I suspect a system restart may actually fix it, but I can't try that out for some time as I'm backing up lots of files and can't interrupt it.

miniyazz · 15 May 2010 at 16:17

Hmmm:

C0000135
CoreStatus = C0000135 (-1073741515)
Client-core communications error: ERROR 0xc0000135
This is a sign of more serious problems, shutting down.

Error C0000135 is a Windows error which means it was unable to locate a component. It could be an installation error if the .dll files used by FAH are not where they are supposed to be. Also, you may have been infected by a virus, which was partially removed.

it appears I deleted cudart.dll in my earlier faffings!

miniyazz · 15 May 2010 at 16:38

Well, the script works fine, thanks. Unfortunately doesn't solve the "unstable machine" error (even underclocked as far as MSI Afterburner will allow), but then I didn't really expect it to!

SiriusB · 15 May 2010 at 17:17

If it solved the Unstable Machine error I would still be folding on my GPUs!

miniyazz · 15 May 2010 at 23:36

SiriusB said:
If it solved the Unstable Machine error I would still be folding on my GPUs!

Hmmf I feel your pain. My 9800 resolved itself when I ran it without -gpu 2 or -forcegpu (had to extend windows desktop, ofc) but now my 8800 is doing the same thing, and nothing seems to be sorting it. Is this a problem with Stanford, or something else?

SiriusB · 15 May 2010 at 23:43

My current theory is the fact I run my GPU clients on SBS 2008. I suspect there is something not playing nice between CUDA, the OS and the client. Stanford are about as much use as a condom machine in the Vatican when it comes to finding the source of these kinds of errors.

There is the case for a hardware problem, but both cards show the same symptoms and they ran fine under Windows XP and 7. They also ran just fine under SBS 2008 for weeks before they started acting up with certain WUs.

You could try to use the FAH_GPU_IDLE environment variable to slow down the GPU a little and see if that helps. This worked for me for a while [which keeps a possible hardware issue niggling]. I would start at 20 and slowly decrease it as low as possible.

You can set the environment variable by going to System Properties and Advanced.

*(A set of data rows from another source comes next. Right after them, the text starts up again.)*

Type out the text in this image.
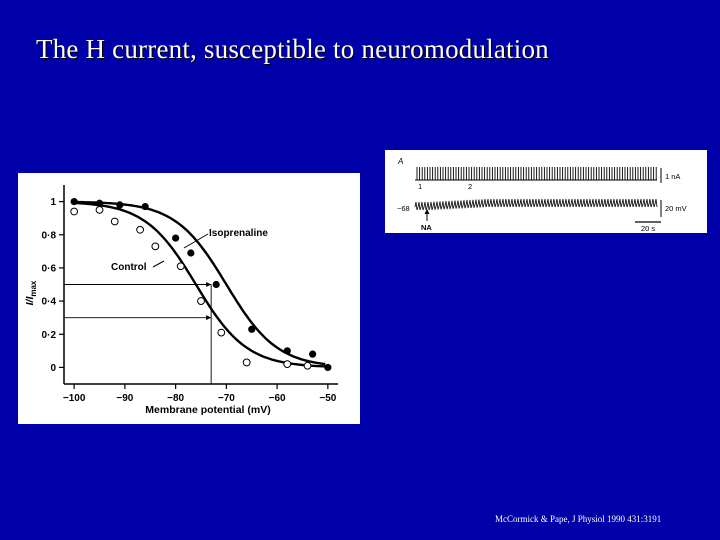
The H current, susceptible to neuromodulation
−100	−90	−80	−70	−60	−50
0
0·2
0·4
0·6
0·8
1
Isoprenaline
Control
Membrane potential (mV)
$I/I_{max}$
A
1	2
−68
NA
1 nA
20 mV
20 s
McCormick & Pape, J Physiol 1990 431:3191
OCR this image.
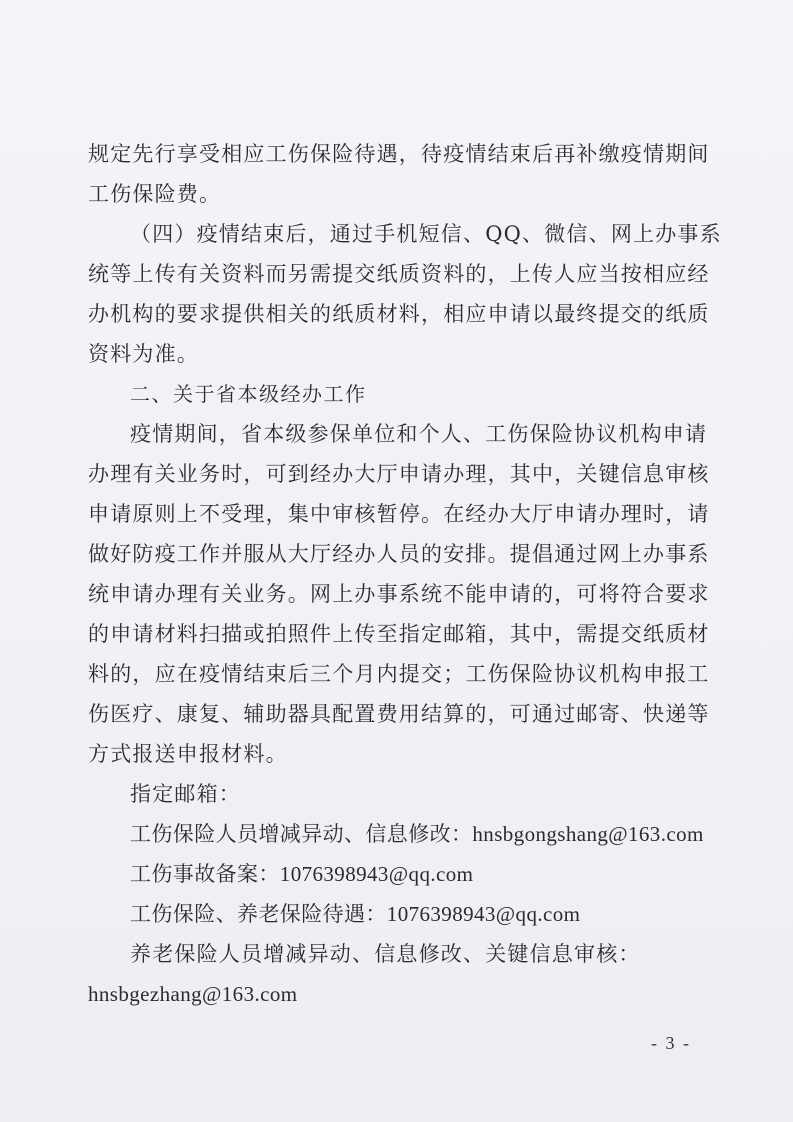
规定先行享受相应工伤保险待遇，待疫情结束后再补缴疫情期间
工伤保险费。
（四）疫情结束后，通过手机短信、QQ、微信、网上办事系
统等上传有关资料而另需提交纸质资料的，上传人应当按相应经
办机构的要求提供相关的纸质材料，相应申请以最终提交的纸质
资料为准。
二、关于省本级经办工作
疫情期间，省本级参保单位和个人、工伤保险协议机构申请
办理有关业务时，可到经办大厅申请办理，其中，关键信息审核
申请原则上不受理，集中审核暂停。在经办大厅申请办理时，请
做好防疫工作并服从大厅经办人员的安排。提倡通过网上办事系
统申请办理有关业务。网上办事系统不能申请的，可将符合要求
的申请材料扫描或拍照件上传至指定邮箱，其中，需提交纸质材
料的，应在疫情结束后三个月内提交；工伤保险协议机构申报工
伤医疗、康复、辅助器具配置费用结算的，可通过邮寄、快递等
方式报送申报材料。
指定邮箱：
工伤保险人员增减异动、信息修改：hnsbgongshang@163.com
工伤事故备案：1076398943@qq.com
工伤保险、养老保险待遇：1076398943@qq.com
养老保险人员增减异动、信息修改、关键信息审核：
hnsbgezhang@163.com
- 3 -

miniyazz · 16 May 2010 at 01:00

Well I restarted (actually it crashed, still finetuning my o/c from new mobo) and all clients started working automatically with no issues, on their normal overclocks.
:confused:

SiriusB · 16 May 2010 at 01:08

Have you monitored what Work Units they are crunching? My errors were with specific WUs. Perhaps you bagged some you can crunch?

miniyazz · 16 May 2010 at 01:41

All I'm getting is P10103 (548 points). Unless there's significant variance within a project, nope.